FOUR TWO-BIT CONTRAPTIONS for flute and horn
Program notes by the composer 1/14/88

These little duets were written during one of the winter months of early 1964, while the composer was defending his country with his trusty French horn in the U. S. Army Band, Washington. D. C. They were intended as a birthday gift for a former horn student of his, then a sophomore co-ed at the University of Michigan, whose roommate played the flute (the hornist was Nancy Booth Stringer, who later collaborated with the composer in writing the poems used in his Three Choral Dances; the flutist was Mary Delano Sholkovitz, an eventual member of the Edinburgh Symphony). The work's title, which generated the work's content, is an obvious satirical jibe at another composing Bach, now decomposing, and his Two-Part Inventions for keyboard. The intention was to write music specifically designed for the duet combination in such a way that the two parts seemed complete by themselves (a later version, for woodwind quintet, was not nearly so successful in performance and has been withdrawn).

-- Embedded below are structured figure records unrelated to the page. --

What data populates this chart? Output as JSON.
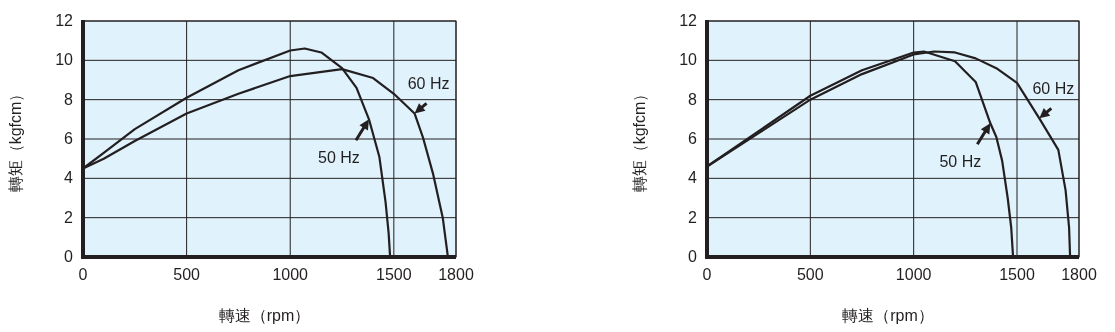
{
  "chart_data": [
    {
      "type": "line",
      "xlabel": "轉速（rpm）",
      "ylabel": "轉矩（kgfcm）",
      "xlim": [
        0,
        1800
      ],
      "ylim": [
        0,
        12
      ],
      "xticks": [
        0,
        500,
        1000,
        1500,
        1800
      ],
      "yticks": [
        0,
        2,
        4,
        6,
        8,
        10,
        12
      ],
      "grid": true,
      "line_style": "solid",
      "marker": "none",
      "series": [
        {
          "color": "#231f20",
          "x": [
            0,
            100,
            250,
            500,
            750,
            1000,
            1070,
            1150,
            1250,
            1320,
            1380,
            1430,
            1460,
            1475,
            1482
          ],
          "values": [
            4.5,
            5.3,
            6.5,
            8.1,
            9.5,
            10.5,
            10.6,
            10.4,
            9.6,
            8.6,
            7.0,
            5.1,
            2.8,
            1.2,
            0
          ]
        },
        {
          "color": "#231f20",
          "x": [
            0,
            100,
            250,
            500,
            750,
            1000,
            1250,
            1400,
            1500,
            1600,
            1640,
            1690,
            1736,
            1761
          ],
          "values": [
            4.5,
            5.0,
            5.9,
            7.3,
            8.3,
            9.2,
            9.55,
            9.1,
            8.3,
            7.3,
            6.1,
            4.2,
            2.0,
            0
          ]
        }
      ],
      "annotations": [
        {
          "text": "50 Hz",
          "x": 1380,
          "y": 7.0
        },
        {
          "text": "60 Hz",
          "x": 1600,
          "y": 7.3
        }
      ]
    },
    {
      "type": "line",
      "xlabel": "轉速（rpm）",
      "ylabel": "轉矩（kgfcm）",
      "xlim": [
        0,
        1800
      ],
      "ylim": [
        0,
        12
      ],
      "xticks": [
        0,
        500,
        1000,
        1500,
        1800
      ],
      "yticks": [
        0,
        2,
        4,
        6,
        8,
        10,
        12
      ],
      "grid": true,
      "line_style": "solid",
      "marker": "none",
      "series": [
        {
          "color": "#231f20",
          "x": [
            0,
            250,
            500,
            750,
            1000,
            1050,
            1200,
            1300,
            1371,
            1400,
            1428,
            1455,
            1472,
            1481
          ],
          "values": [
            4.6,
            6.4,
            8.2,
            9.5,
            10.4,
            10.45,
            9.95,
            8.9,
            6.8,
            6.1,
            4.9,
            3.0,
            1.5,
            0
          ]
        },
        {
          "color": "#231f20",
          "x": [
            0,
            250,
            500,
            750,
            1000,
            1100,
            1200,
            1300,
            1400,
            1500,
            1608,
            1700,
            1735,
            1752,
            1757
          ],
          "values": [
            4.6,
            6.3,
            8.0,
            9.3,
            10.3,
            10.45,
            10.4,
            10.1,
            9.6,
            8.85,
            7.05,
            5.45,
            3.4,
            1.5,
            0
          ]
        }
      ],
      "annotations": [
        {
          "text": "50 Hz",
          "x": 1371,
          "y": 6.8
        },
        {
          "text": "60 Hz",
          "x": 1608,
          "y": 7.05
        }
      ]
    }
  ]
}
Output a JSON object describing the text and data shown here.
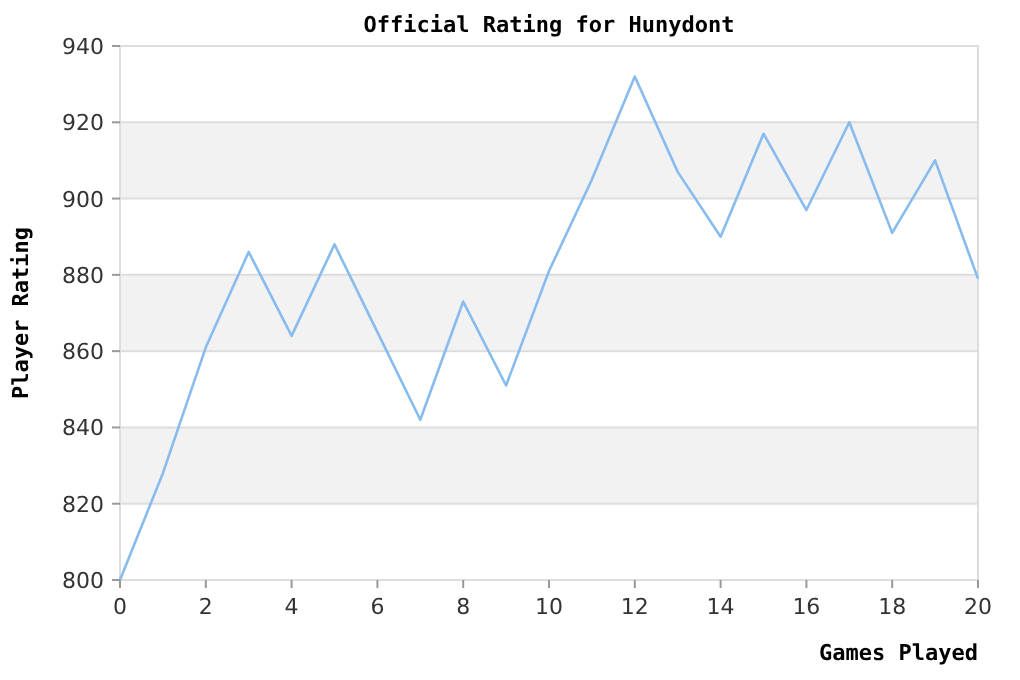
{
  "chart_data": {
    "type": "line",
    "title": "Official Rating for Hunydont",
    "xlabel": "Games Played",
    "ylabel": "Player Rating",
    "x": [
      0,
      1,
      2,
      3,
      4,
      5,
      6,
      7,
      8,
      9,
      10,
      11,
      12,
      13,
      14,
      15,
      16,
      17,
      18,
      19,
      20
    ],
    "series": [
      {
        "color": "#88bbee",
        "values": [
          800,
          828,
          861,
          886,
          864,
          888,
          865,
          842,
          873,
          851,
          881,
          905,
          932,
          907,
          890,
          917,
          897,
          920,
          891,
          910,
          879
        ]
      }
    ],
    "xlim": [
      0,
      20
    ],
    "xticks": [
      0,
      2,
      4,
      6,
      8,
      10,
      12,
      14,
      16,
      18,
      20
    ],
    "ylim": [
      800,
      940
    ],
    "yticks": [
      800,
      820,
      840,
      860,
      880,
      900,
      920,
      940
    ],
    "grid": "y",
    "marker": "none",
    "line_style": "solid",
    "bands": [
      {
        "axis": "y",
        "from": 820,
        "to": 840,
        "color": "#f2f2f2"
      },
      {
        "axis": "y",
        "from": 860,
        "to": 880,
        "color": "#f2f2f2"
      },
      {
        "axis": "y",
        "from": 900,
        "to": 920,
        "color": "#f2f2f2"
      }
    ]
  }
}
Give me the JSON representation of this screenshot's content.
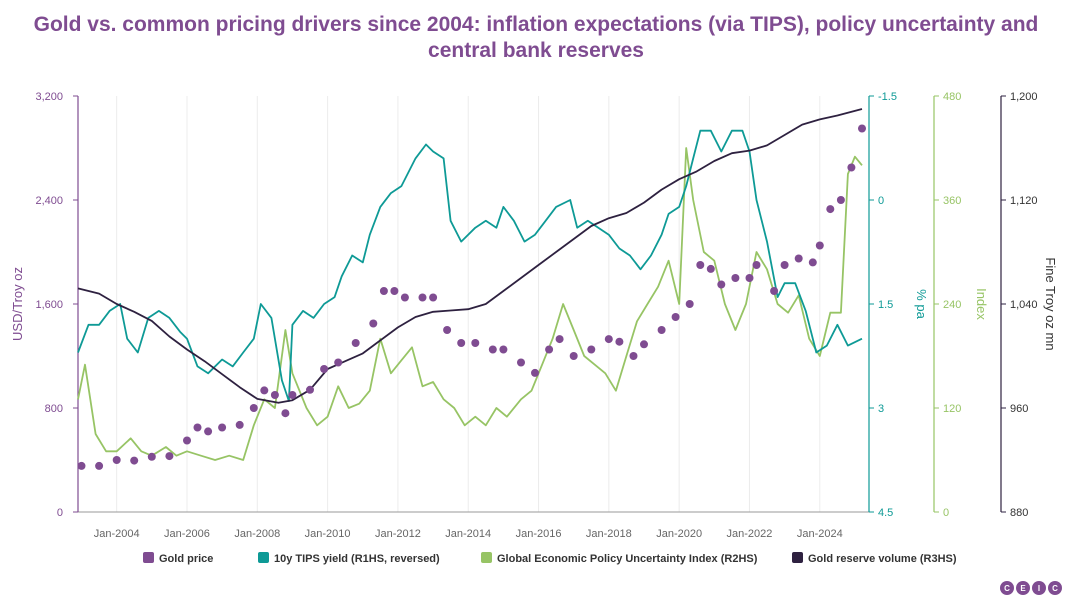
{
  "page": {
    "title_line1": "Gold vs. common pricing drivers since 2004: inflation expectations (via TIPS), policy uncertainty and",
    "title_line2": "central bank reserves",
    "logo_letters": [
      "C",
      "E",
      "I",
      "C"
    ]
  },
  "chart_data": {
    "type": "line",
    "title": "Gold vs. common pricing drivers since 2004: inflation expectations (via TIPS), policy uncertainty and central bank reserves",
    "x_range": [
      2002.9,
      2025.4
    ],
    "x_ticks": [
      {
        "x": 2004,
        "label": "Jan-2004"
      },
      {
        "x": 2006,
        "label": "Jan-2006"
      },
      {
        "x": 2008,
        "label": "Jan-2008"
      },
      {
        "x": 2010,
        "label": "Jan-2010"
      },
      {
        "x": 2012,
        "label": "Jan-2012"
      },
      {
        "x": 2014,
        "label": "Jan-2014"
      },
      {
        "x": 2016,
        "label": "Jan-2016"
      },
      {
        "x": 2018,
        "label": "Jan-2018"
      },
      {
        "x": 2020,
        "label": "Jan-2020"
      },
      {
        "x": 2022,
        "label": "Jan-2022"
      },
      {
        "x": 2024,
        "label": "Jan-2024"
      }
    ],
    "axes": {
      "left": {
        "label": "USD/Troy oz",
        "range": [
          0,
          3200
        ],
        "ticks": [
          "0",
          "800",
          "1,600",
          "2,400",
          "3,200"
        ],
        "color": "#7f4c91"
      },
      "r1": {
        "label": "% pa",
        "range": [
          -1.5,
          4.5
        ],
        "reversed": true,
        "ticks": [
          "-1.5",
          "0",
          "1.5",
          "3",
          "4.5"
        ],
        "color": "#0e9a96"
      },
      "r2": {
        "label": "Index",
        "range": [
          0,
          480
        ],
        "ticks": [
          "0",
          "120",
          "240",
          "360",
          "480"
        ],
        "color": "#97c465"
      },
      "r3": {
        "label": "Fine Troy oz mn",
        "range": [
          880,
          1200
        ],
        "ticks": [
          "880",
          "960",
          "1,040",
          "1,120",
          "1,200"
        ],
        "color": "#2e2140"
      }
    },
    "series": [
      {
        "name": "Gold price",
        "axis": "left",
        "style": "dots",
        "color": "#7f4c91",
        "points": [
          [
            2003.0,
            355
          ],
          [
            2003.5,
            355
          ],
          [
            2004.0,
            400
          ],
          [
            2004.5,
            395
          ],
          [
            2005.0,
            425
          ],
          [
            2005.5,
            430
          ],
          [
            2006.0,
            550
          ],
          [
            2006.3,
            650
          ],
          [
            2006.6,
            620
          ],
          [
            2007.0,
            650
          ],
          [
            2007.5,
            670
          ],
          [
            2007.9,
            800
          ],
          [
            2008.2,
            935
          ],
          [
            2008.5,
            900
          ],
          [
            2008.8,
            760
          ],
          [
            2009.0,
            900
          ],
          [
            2009.5,
            940
          ],
          [
            2009.9,
            1100
          ],
          [
            2010.3,
            1150
          ],
          [
            2010.8,
            1300
          ],
          [
            2011.3,
            1450
          ],
          [
            2011.6,
            1700
          ],
          [
            2011.9,
            1700
          ],
          [
            2012.2,
            1650
          ],
          [
            2012.7,
            1650
          ],
          [
            2013.0,
            1650
          ],
          [
            2013.4,
            1400
          ],
          [
            2013.8,
            1300
          ],
          [
            2014.2,
            1300
          ],
          [
            2014.7,
            1250
          ],
          [
            2015.0,
            1250
          ],
          [
            2015.5,
            1150
          ],
          [
            2015.9,
            1070
          ],
          [
            2016.3,
            1250
          ],
          [
            2016.6,
            1330
          ],
          [
            2017.0,
            1200
          ],
          [
            2017.5,
            1250
          ],
          [
            2018.0,
            1330
          ],
          [
            2018.3,
            1310
          ],
          [
            2018.7,
            1200
          ],
          [
            2019.0,
            1290
          ],
          [
            2019.5,
            1400
          ],
          [
            2019.9,
            1500
          ],
          [
            2020.3,
            1600
          ],
          [
            2020.6,
            1900
          ],
          [
            2020.9,
            1870
          ],
          [
            2021.2,
            1750
          ],
          [
            2021.6,
            1800
          ],
          [
            2022.0,
            1800
          ],
          [
            2022.2,
            1900
          ],
          [
            2022.7,
            1700
          ],
          [
            2023.0,
            1900
          ],
          [
            2023.4,
            1950
          ],
          [
            2023.8,
            1920
          ],
          [
            2024.0,
            2050
          ],
          [
            2024.3,
            2330
          ],
          [
            2024.6,
            2400
          ],
          [
            2024.9,
            2650
          ],
          [
            2025.2,
            2950
          ]
        ]
      },
      {
        "name": "10y TIPS yield (R1HS, reversed)",
        "axis": "r1",
        "style": "line",
        "color": "#0e9a96",
        "points": [
          [
            2002.9,
            2.2
          ],
          [
            2003.2,
            1.8
          ],
          [
            2003.5,
            1.8
          ],
          [
            2003.8,
            1.6
          ],
          [
            2004.1,
            1.5
          ],
          [
            2004.3,
            2.0
          ],
          [
            2004.6,
            2.2
          ],
          [
            2004.9,
            1.7
          ],
          [
            2005.2,
            1.6
          ],
          [
            2005.5,
            1.7
          ],
          [
            2005.8,
            1.9
          ],
          [
            2006.0,
            2.0
          ],
          [
            2006.3,
            2.4
          ],
          [
            2006.6,
            2.5
          ],
          [
            2007.0,
            2.3
          ],
          [
            2007.3,
            2.4
          ],
          [
            2007.6,
            2.2
          ],
          [
            2007.9,
            2.0
          ],
          [
            2008.1,
            1.5
          ],
          [
            2008.4,
            1.7
          ],
          [
            2008.7,
            2.6
          ],
          [
            2008.9,
            2.9
          ],
          [
            2009.0,
            1.8
          ],
          [
            2009.3,
            1.6
          ],
          [
            2009.6,
            1.7
          ],
          [
            2009.9,
            1.5
          ],
          [
            2010.2,
            1.4
          ],
          [
            2010.4,
            1.1
          ],
          [
            2010.7,
            0.8
          ],
          [
            2011.0,
            0.9
          ],
          [
            2011.2,
            0.5
          ],
          [
            2011.5,
            0.1
          ],
          [
            2011.8,
            -0.1
          ],
          [
            2012.1,
            -0.2
          ],
          [
            2012.5,
            -0.6
          ],
          [
            2012.8,
            -0.8
          ],
          [
            2013.0,
            -0.7
          ],
          [
            2013.3,
            -0.6
          ],
          [
            2013.5,
            0.3
          ],
          [
            2013.8,
            0.6
          ],
          [
            2014.2,
            0.4
          ],
          [
            2014.5,
            0.3
          ],
          [
            2014.8,
            0.4
          ],
          [
            2015.0,
            0.1
          ],
          [
            2015.3,
            0.3
          ],
          [
            2015.6,
            0.6
          ],
          [
            2015.9,
            0.5
          ],
          [
            2016.2,
            0.3
          ],
          [
            2016.5,
            0.1
          ],
          [
            2016.9,
            0.0
          ],
          [
            2017.1,
            0.4
          ],
          [
            2017.4,
            0.3
          ],
          [
            2017.7,
            0.4
          ],
          [
            2018.0,
            0.5
          ],
          [
            2018.3,
            0.7
          ],
          [
            2018.6,
            0.8
          ],
          [
            2018.9,
            1.0
          ],
          [
            2019.2,
            0.8
          ],
          [
            2019.5,
            0.5
          ],
          [
            2019.7,
            0.2
          ],
          [
            2020.0,
            0.1
          ],
          [
            2020.2,
            -0.2
          ],
          [
            2020.4,
            -0.6
          ],
          [
            2020.6,
            -1.0
          ],
          [
            2020.9,
            -1.0
          ],
          [
            2021.2,
            -0.7
          ],
          [
            2021.5,
            -1.0
          ],
          [
            2021.8,
            -1.0
          ],
          [
            2022.0,
            -0.7
          ],
          [
            2022.2,
            0.0
          ],
          [
            2022.5,
            0.6
          ],
          [
            2022.8,
            1.4
          ],
          [
            2023.0,
            1.2
          ],
          [
            2023.3,
            1.2
          ],
          [
            2023.6,
            1.6
          ],
          [
            2023.9,
            2.2
          ],
          [
            2024.2,
            2.1
          ],
          [
            2024.5,
            1.8
          ],
          [
            2024.8,
            2.1
          ],
          [
            2025.2,
            2.0
          ]
        ]
      },
      {
        "name": "Global Economic Policy Uncertainty Index (R2HS)",
        "axis": "r2",
        "style": "line",
        "color": "#97c465",
        "points": [
          [
            2002.9,
            130
          ],
          [
            2003.1,
            170
          ],
          [
            2003.4,
            90
          ],
          [
            2003.7,
            70
          ],
          [
            2004.0,
            70
          ],
          [
            2004.4,
            85
          ],
          [
            2004.7,
            70
          ],
          [
            2005.0,
            65
          ],
          [
            2005.4,
            75
          ],
          [
            2005.7,
            65
          ],
          [
            2006.0,
            70
          ],
          [
            2006.4,
            65
          ],
          [
            2006.8,
            60
          ],
          [
            2007.2,
            65
          ],
          [
            2007.6,
            60
          ],
          [
            2007.9,
            100
          ],
          [
            2008.2,
            130
          ],
          [
            2008.5,
            120
          ],
          [
            2008.8,
            210
          ],
          [
            2009.0,
            160
          ],
          [
            2009.4,
            120
          ],
          [
            2009.7,
            100
          ],
          [
            2010.0,
            110
          ],
          [
            2010.3,
            145
          ],
          [
            2010.6,
            120
          ],
          [
            2010.9,
            125
          ],
          [
            2011.2,
            140
          ],
          [
            2011.5,
            200
          ],
          [
            2011.8,
            160
          ],
          [
            2012.1,
            175
          ],
          [
            2012.4,
            190
          ],
          [
            2012.7,
            145
          ],
          [
            2013.0,
            150
          ],
          [
            2013.3,
            130
          ],
          [
            2013.6,
            120
          ],
          [
            2013.9,
            100
          ],
          [
            2014.2,
            110
          ],
          [
            2014.5,
            100
          ],
          [
            2014.8,
            120
          ],
          [
            2015.1,
            110
          ],
          [
            2015.5,
            130
          ],
          [
            2015.8,
            140
          ],
          [
            2016.1,
            170
          ],
          [
            2016.4,
            200
          ],
          [
            2016.7,
            240
          ],
          [
            2017.0,
            210
          ],
          [
            2017.3,
            180
          ],
          [
            2017.6,
            170
          ],
          [
            2017.9,
            160
          ],
          [
            2018.2,
            140
          ],
          [
            2018.5,
            180
          ],
          [
            2018.8,
            220
          ],
          [
            2019.1,
            240
          ],
          [
            2019.4,
            260
          ],
          [
            2019.7,
            290
          ],
          [
            2020.0,
            240
          ],
          [
            2020.2,
            420
          ],
          [
            2020.4,
            360
          ],
          [
            2020.7,
            300
          ],
          [
            2021.0,
            290
          ],
          [
            2021.3,
            240
          ],
          [
            2021.6,
            210
          ],
          [
            2021.9,
            240
          ],
          [
            2022.2,
            300
          ],
          [
            2022.5,
            280
          ],
          [
            2022.8,
            240
          ],
          [
            2023.1,
            230
          ],
          [
            2023.4,
            250
          ],
          [
            2023.7,
            200
          ],
          [
            2024.0,
            180
          ],
          [
            2024.3,
            230
          ],
          [
            2024.6,
            230
          ],
          [
            2024.8,
            390
          ],
          [
            2025.0,
            410
          ],
          [
            2025.2,
            400
          ]
        ]
      },
      {
        "name": "Gold reserve volume (R3HS)",
        "axis": "r3",
        "style": "line",
        "color": "#2e2140",
        "points": [
          [
            2002.9,
            1052
          ],
          [
            2003.5,
            1048
          ],
          [
            2004.0,
            1040
          ],
          [
            2004.5,
            1034
          ],
          [
            2005.0,
            1027
          ],
          [
            2005.5,
            1015
          ],
          [
            2006.0,
            1005
          ],
          [
            2006.5,
            996
          ],
          [
            2007.0,
            986
          ],
          [
            2007.5,
            976
          ],
          [
            2008.0,
            967
          ],
          [
            2008.6,
            964
          ],
          [
            2009.0,
            966
          ],
          [
            2009.5,
            974
          ],
          [
            2010.0,
            990
          ],
          [
            2010.5,
            996
          ],
          [
            2011.0,
            1002
          ],
          [
            2011.5,
            1012
          ],
          [
            2012.0,
            1022
          ],
          [
            2012.5,
            1030
          ],
          [
            2013.0,
            1034
          ],
          [
            2013.5,
            1035
          ],
          [
            2014.0,
            1036
          ],
          [
            2014.5,
            1040
          ],
          [
            2015.0,
            1050
          ],
          [
            2015.5,
            1060
          ],
          [
            2016.0,
            1070
          ],
          [
            2016.5,
            1080
          ],
          [
            2017.0,
            1090
          ],
          [
            2017.5,
            1100
          ],
          [
            2018.0,
            1106
          ],
          [
            2018.5,
            1110
          ],
          [
            2019.0,
            1118
          ],
          [
            2019.5,
            1128
          ],
          [
            2020.0,
            1136
          ],
          [
            2020.5,
            1142
          ],
          [
            2021.0,
            1150
          ],
          [
            2021.5,
            1156
          ],
          [
            2022.0,
            1158
          ],
          [
            2022.5,
            1162
          ],
          [
            2023.0,
            1170
          ],
          [
            2023.5,
            1178
          ],
          [
            2024.0,
            1182
          ],
          [
            2024.5,
            1185
          ],
          [
            2025.2,
            1190
          ]
        ]
      }
    ],
    "legend": {
      "placement": "bottom"
    }
  }
}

Strange to say, the two performers for whom the work was originally written never performed it. The work's first public performance was given by two outstanding high school performers during a young people's concert presented by the St. Petersburg (Florida) Symphony at the Bayfront Auditorium in that city in early 1966. It was scheduled by conductor Thomas Briccetti as an encore to a performance of the Titl Serenade for flute, horn, and string orchestra during that concert. The work's 1970 publication by Media Press is in large part responsible for its world-wide distribution and notoriety; to the composer's eternal embarrassment, it remains his most frequently performed composition. It is particularly popular at the April Fool's Day concerts that are becoming increasingly popular in this country, but it has also been performed in such distant countries as Sweden, England, and Germany with equally successful results. In August, 1987, it was performed in St. Louis for nearly two thousand flautists attending the National Flute Association convention. It has been recorded on CD by members of  the Pennsylvania Quintet and, most recently, by members of the Chicago Philharmonic. It was also recorded earlier on the Crystal Records LP "Is This The Way To Carnegie Hall?"  The work was released in a new edition by Galaxy Music Corporation in early 1989.

The work’s four movements are Second Lieutenant, Calliope, Gramophone, and Pinwheel. The two performers are encouraged to announce the title of each movement before they play it.